In a letter to then planning boss Nick Brian, Transport Scotland’s national operations manager Stuart Wilson wrote that the government body had tried to promote the development “whilst maintaining the clear need to maintain the safety and efficiency of the road network”.

In the note from January this year — two days before the application was called in — he said: “It is through a series of procedural errors on the part of the council that we find ourselves in the situation that Transport Scotland’s requested planning conditions… have not been imposed with significant implications for efficient and safe operation of the strategic road network.”

Mr Wilson added he was disappointed that a report which went before councillors did not “accurately reflect the exhaustive, and complex, background context to the position taken by Transport Scotland”.

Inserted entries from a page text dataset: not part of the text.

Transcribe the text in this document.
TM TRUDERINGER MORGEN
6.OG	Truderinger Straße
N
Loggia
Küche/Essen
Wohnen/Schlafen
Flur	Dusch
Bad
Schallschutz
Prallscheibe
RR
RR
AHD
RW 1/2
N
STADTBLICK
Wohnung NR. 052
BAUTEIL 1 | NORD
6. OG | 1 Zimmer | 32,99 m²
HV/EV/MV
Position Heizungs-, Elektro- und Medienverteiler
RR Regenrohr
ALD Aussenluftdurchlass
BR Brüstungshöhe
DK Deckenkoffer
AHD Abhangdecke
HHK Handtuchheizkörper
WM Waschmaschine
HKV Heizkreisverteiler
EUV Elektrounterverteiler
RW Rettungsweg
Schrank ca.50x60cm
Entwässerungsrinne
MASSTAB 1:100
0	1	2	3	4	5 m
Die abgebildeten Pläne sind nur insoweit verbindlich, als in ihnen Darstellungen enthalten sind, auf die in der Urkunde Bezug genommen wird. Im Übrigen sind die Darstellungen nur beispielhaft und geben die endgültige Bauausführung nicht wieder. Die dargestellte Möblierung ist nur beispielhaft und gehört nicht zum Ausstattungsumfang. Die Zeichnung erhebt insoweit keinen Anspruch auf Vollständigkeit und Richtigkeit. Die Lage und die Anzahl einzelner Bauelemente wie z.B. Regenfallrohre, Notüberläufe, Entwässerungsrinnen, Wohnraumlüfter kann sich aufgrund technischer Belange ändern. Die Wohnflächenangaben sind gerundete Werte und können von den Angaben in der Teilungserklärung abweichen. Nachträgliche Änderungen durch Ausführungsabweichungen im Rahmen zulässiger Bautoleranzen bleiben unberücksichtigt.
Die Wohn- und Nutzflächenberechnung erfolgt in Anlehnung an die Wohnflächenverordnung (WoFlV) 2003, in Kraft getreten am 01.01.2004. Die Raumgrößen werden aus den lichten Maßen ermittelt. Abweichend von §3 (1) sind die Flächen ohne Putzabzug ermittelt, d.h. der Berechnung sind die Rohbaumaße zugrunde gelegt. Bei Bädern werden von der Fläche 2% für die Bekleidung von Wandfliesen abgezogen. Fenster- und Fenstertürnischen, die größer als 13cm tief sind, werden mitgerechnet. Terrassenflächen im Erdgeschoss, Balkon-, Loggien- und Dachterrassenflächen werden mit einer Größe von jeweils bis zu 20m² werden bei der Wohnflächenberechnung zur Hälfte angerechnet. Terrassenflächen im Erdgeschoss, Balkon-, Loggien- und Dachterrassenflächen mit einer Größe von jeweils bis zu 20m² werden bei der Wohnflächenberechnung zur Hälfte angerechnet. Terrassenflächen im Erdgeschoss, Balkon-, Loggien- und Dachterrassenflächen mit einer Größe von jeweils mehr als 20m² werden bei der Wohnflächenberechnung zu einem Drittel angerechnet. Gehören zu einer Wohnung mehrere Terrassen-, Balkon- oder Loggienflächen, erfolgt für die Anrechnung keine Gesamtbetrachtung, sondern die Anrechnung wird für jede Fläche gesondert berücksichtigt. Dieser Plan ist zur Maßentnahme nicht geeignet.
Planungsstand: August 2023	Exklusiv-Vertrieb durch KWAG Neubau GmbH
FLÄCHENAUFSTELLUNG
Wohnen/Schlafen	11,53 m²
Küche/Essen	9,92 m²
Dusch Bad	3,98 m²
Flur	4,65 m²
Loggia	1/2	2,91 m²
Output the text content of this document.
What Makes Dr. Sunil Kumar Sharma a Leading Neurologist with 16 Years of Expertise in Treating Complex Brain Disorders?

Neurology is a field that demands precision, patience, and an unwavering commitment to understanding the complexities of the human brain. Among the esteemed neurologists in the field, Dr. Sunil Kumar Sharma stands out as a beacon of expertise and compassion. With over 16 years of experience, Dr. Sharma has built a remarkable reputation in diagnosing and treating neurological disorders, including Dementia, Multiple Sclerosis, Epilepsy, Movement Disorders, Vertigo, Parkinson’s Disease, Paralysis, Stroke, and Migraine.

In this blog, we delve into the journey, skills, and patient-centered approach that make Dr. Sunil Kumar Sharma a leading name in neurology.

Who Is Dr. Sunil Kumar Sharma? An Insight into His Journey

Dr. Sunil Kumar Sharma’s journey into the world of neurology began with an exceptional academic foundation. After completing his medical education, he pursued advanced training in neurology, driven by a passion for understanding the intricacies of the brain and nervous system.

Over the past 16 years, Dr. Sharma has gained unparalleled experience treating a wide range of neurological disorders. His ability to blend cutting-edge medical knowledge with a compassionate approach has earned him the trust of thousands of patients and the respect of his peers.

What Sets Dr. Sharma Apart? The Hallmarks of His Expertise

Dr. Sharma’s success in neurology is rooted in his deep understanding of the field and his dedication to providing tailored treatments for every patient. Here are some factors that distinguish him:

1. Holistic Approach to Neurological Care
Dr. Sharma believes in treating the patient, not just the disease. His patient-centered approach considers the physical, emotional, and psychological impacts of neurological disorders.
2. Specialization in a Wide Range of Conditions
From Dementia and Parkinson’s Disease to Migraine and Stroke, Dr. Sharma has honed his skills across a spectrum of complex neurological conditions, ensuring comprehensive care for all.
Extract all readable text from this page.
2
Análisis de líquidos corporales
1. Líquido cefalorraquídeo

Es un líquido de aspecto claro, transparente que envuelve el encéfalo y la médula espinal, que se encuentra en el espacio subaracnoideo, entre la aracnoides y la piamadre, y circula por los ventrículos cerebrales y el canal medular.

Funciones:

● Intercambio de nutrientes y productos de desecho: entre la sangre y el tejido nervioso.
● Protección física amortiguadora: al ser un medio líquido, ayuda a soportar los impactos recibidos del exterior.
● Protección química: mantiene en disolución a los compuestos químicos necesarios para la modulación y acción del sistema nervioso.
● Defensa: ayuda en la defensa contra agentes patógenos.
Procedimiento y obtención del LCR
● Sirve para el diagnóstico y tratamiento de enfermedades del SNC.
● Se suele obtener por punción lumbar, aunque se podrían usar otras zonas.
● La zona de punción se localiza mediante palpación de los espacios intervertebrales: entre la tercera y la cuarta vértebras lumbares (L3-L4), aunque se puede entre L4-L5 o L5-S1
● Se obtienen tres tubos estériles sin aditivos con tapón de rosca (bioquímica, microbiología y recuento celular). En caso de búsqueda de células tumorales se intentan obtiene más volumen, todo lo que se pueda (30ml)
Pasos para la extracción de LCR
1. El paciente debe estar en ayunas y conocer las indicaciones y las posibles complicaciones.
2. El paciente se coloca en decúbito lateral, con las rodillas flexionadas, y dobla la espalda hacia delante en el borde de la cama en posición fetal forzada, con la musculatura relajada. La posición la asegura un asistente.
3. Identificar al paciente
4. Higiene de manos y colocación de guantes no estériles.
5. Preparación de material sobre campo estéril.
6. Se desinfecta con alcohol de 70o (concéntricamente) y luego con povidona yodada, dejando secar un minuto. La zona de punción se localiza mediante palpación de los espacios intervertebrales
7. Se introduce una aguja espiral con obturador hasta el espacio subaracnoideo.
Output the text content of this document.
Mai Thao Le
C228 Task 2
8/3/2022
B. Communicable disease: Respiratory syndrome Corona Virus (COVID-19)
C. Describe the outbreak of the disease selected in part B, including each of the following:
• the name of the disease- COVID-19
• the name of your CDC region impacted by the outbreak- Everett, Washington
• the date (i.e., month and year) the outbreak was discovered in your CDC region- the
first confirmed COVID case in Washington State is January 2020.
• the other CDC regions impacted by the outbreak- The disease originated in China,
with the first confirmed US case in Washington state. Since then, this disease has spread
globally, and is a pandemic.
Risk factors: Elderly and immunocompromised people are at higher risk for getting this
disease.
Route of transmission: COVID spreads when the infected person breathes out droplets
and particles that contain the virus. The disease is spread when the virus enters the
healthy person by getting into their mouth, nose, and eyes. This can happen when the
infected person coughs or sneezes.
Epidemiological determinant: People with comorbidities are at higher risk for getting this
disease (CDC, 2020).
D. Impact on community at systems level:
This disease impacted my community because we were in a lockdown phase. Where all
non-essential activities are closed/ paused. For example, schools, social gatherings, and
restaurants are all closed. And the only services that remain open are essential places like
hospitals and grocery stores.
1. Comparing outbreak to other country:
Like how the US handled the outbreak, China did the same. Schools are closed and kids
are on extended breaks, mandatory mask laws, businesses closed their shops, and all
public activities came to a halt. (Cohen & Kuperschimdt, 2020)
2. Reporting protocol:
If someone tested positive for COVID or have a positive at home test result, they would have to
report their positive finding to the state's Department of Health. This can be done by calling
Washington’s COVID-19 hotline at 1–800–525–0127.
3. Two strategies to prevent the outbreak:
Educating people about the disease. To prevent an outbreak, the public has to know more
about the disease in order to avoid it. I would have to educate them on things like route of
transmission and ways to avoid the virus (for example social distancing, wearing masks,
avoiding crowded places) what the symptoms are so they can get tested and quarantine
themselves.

In further correspondence, released following a freedom of information request, an email between Transport Scotland and senior planners at the Scottish Government said that project leaders GS Brown had written to the council in October 2017, asking for the Transport Scotland condition to be removed claiming it “would impose a burden that could be a dealbreaker”.

A follow-up email reveals the Scottish Government wanted the council to delay its decision. A planner wrote: “The short-term solution is to get the council to postpone the application going to committee on Wednesday.

“This allows some breathing room for the main parties to get together and have a proper discussion around the way forward.

“The council are being pressured by the developer to reach a decision, but any intervention we have at our disposal would cause significant delays.”

The government’s planning and environmental appeals department is expected to rule on the development before the end of June.